Pela sua manobrabilidade, na arena ar-ar o A-4 também foi considerado um adversário de respeito, haja vista que o modelo foi usado como agressor durante muito tempo na escola Top Gun da US Navy. Vale lembrar que nossos AF-1 são da versão Skyhawk II, cujo motor tem quase 20% de potência a mais que as versões anteriores. Isso dá a eles uma performance muito melhor em combate aéreo aproximado.

Os Skyhawk brasileiros só não podem render mais por causa da sua aviônica analógica e pela falta de armamento ar-ar no "estado-da-arte".

Vale a pena modernizar?

Os Skyhawks da MB pertencem ao último lote fabricado pela McDonnell Douglas, tendo sido entregues ao Kuwait entre 1977 e 78. Como comparação, os F-5E da FAB que estão sendo atualmente modernizados, começaram a ser recebidos em 1976.

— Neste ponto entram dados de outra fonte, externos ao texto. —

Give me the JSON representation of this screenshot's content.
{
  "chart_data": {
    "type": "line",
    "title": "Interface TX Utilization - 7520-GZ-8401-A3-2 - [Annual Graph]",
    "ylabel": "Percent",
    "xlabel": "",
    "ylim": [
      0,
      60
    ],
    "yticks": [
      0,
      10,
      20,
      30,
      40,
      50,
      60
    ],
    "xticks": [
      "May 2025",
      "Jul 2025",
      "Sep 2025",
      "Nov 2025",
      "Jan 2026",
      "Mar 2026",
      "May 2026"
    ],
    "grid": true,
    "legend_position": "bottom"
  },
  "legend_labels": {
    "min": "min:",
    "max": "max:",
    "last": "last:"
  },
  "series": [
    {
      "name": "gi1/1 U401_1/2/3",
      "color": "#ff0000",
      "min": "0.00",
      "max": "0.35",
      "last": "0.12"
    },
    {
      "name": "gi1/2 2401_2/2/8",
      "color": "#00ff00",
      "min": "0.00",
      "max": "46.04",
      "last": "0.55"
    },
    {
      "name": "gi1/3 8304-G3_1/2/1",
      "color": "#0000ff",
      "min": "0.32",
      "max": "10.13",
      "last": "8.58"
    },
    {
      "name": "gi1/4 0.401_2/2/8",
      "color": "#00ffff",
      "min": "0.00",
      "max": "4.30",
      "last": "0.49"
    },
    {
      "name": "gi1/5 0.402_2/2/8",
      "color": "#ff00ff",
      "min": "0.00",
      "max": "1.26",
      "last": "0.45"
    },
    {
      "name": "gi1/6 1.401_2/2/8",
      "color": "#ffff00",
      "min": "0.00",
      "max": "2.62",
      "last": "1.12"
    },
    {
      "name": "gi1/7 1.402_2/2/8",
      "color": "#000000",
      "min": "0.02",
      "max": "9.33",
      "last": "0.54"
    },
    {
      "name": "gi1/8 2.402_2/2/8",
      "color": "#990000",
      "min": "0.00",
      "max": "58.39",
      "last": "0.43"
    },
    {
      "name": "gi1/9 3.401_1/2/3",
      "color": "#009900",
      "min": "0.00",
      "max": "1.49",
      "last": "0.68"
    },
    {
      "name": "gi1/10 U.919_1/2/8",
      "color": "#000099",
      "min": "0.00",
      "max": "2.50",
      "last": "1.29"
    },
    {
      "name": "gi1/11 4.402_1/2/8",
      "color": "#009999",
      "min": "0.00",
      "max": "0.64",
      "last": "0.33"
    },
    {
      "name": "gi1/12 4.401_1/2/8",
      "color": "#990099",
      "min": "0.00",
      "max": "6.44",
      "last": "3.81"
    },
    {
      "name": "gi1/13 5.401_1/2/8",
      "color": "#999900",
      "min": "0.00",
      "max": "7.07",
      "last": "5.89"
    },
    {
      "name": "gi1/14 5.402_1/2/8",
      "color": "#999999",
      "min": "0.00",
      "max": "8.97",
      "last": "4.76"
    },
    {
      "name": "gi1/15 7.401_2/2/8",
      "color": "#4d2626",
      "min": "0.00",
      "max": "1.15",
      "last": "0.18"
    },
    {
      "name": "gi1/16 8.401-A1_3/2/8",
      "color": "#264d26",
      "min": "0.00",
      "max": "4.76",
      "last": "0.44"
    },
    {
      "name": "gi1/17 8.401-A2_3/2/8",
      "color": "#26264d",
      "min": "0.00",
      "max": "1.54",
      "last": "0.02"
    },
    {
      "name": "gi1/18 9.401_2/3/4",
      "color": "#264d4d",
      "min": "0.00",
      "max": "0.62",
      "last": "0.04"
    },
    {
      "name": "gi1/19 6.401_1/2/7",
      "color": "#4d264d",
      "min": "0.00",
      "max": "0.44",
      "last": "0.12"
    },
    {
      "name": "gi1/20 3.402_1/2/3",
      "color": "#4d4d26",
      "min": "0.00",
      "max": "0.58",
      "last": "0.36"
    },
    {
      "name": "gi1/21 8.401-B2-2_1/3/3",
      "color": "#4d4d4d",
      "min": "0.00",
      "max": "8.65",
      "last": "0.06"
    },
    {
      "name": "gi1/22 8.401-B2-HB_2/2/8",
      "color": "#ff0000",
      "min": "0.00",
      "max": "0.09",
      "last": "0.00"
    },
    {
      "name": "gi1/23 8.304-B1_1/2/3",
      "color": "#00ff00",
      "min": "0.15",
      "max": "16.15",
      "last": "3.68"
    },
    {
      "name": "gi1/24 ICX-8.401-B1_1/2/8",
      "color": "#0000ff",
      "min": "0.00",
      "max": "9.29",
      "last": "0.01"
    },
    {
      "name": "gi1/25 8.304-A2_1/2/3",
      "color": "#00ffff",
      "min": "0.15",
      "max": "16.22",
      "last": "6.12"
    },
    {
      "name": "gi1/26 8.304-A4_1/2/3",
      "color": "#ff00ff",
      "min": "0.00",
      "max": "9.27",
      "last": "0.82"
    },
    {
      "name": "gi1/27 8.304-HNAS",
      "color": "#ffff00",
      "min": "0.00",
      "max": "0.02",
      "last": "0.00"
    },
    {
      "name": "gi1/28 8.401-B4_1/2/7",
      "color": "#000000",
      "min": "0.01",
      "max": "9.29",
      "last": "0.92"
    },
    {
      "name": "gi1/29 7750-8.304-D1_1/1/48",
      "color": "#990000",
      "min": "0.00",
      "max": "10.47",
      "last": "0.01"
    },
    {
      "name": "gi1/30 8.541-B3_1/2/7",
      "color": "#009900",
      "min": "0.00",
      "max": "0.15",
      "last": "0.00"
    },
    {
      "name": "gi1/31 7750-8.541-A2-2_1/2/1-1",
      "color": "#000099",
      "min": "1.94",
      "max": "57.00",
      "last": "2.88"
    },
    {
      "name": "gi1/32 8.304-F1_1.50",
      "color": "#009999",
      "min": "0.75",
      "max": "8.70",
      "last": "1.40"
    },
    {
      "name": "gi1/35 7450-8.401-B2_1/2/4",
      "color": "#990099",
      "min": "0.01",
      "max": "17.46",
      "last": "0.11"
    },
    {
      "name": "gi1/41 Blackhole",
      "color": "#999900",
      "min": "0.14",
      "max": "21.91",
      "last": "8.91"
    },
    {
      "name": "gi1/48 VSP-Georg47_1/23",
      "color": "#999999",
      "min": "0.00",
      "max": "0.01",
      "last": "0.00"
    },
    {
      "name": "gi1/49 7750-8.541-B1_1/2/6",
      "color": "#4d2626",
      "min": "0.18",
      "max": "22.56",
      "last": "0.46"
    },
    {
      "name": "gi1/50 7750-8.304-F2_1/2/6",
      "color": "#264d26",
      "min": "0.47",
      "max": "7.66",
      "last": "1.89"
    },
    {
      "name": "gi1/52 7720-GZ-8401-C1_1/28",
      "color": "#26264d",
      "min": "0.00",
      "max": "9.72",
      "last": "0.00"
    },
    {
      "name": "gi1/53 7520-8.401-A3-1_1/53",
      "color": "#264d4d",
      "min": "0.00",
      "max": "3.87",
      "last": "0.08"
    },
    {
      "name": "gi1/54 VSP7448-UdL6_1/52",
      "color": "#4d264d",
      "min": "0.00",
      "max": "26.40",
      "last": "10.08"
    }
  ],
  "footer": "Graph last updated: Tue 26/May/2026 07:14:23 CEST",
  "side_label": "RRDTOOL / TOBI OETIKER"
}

Apesar de serem veteranos da primeira Guerra do Golfo, quando foram comprados pelo Brasil os A-4KU tinham apenas 1.600 horas de vôo, e ainda encontram-se em excelente estado, segundo uma vistoria técnica recente. Levando-se em conta esse fatores, a MB planeja usar os aviões até 2020/25, que é também o limite da vida útil projetada do NAe São Paulo.

Sendo assim, foi instituído um Grupo de Trabalho, para estudar a revitalização e modernização dos AF-1 Skyhawk. O estudo prevê que a modernização seja conduzida no Brasil e usando o máximo possível de componentes do programa F-5BR e A-1M, levado a cabo pela Embraer e a Elbit israelense.

A revitalização, numa primeira etapa, compreenderá a substituição dos componentes mais envelhecidos e sujeitos a panes, que reduzem a disponibilidade dos aviões, como o sistema de navegação e rádio. Uma segunda opção de modernização abrangerá também a instalação de um glass cockpit, similar ao do F-5EM e do A-29 Super Tucano da FAB. E um terceiro pacote, incluirá um radar multimodo.

A abrangência do pacote de revitalização/modernização vai depender obviamente da disponibilidade de recursos. Acredita-se que o pacote mais completo custará em torno de US$ 66 milhões por 12 aviões modernizados, o que é praticamente o valor de apenas uma unidade do novo caça do Programa FX-2, que em breve deve ser escolhido pela FAB.

Se levarmos em conta que os Falcões após a modernização terão sua capacidade de combate multiplicada, similar à alcançada pelos F-5EM e A-1M (AMX) da FAB, a relação custo/benefício será bastante satisfatória para a Marinha.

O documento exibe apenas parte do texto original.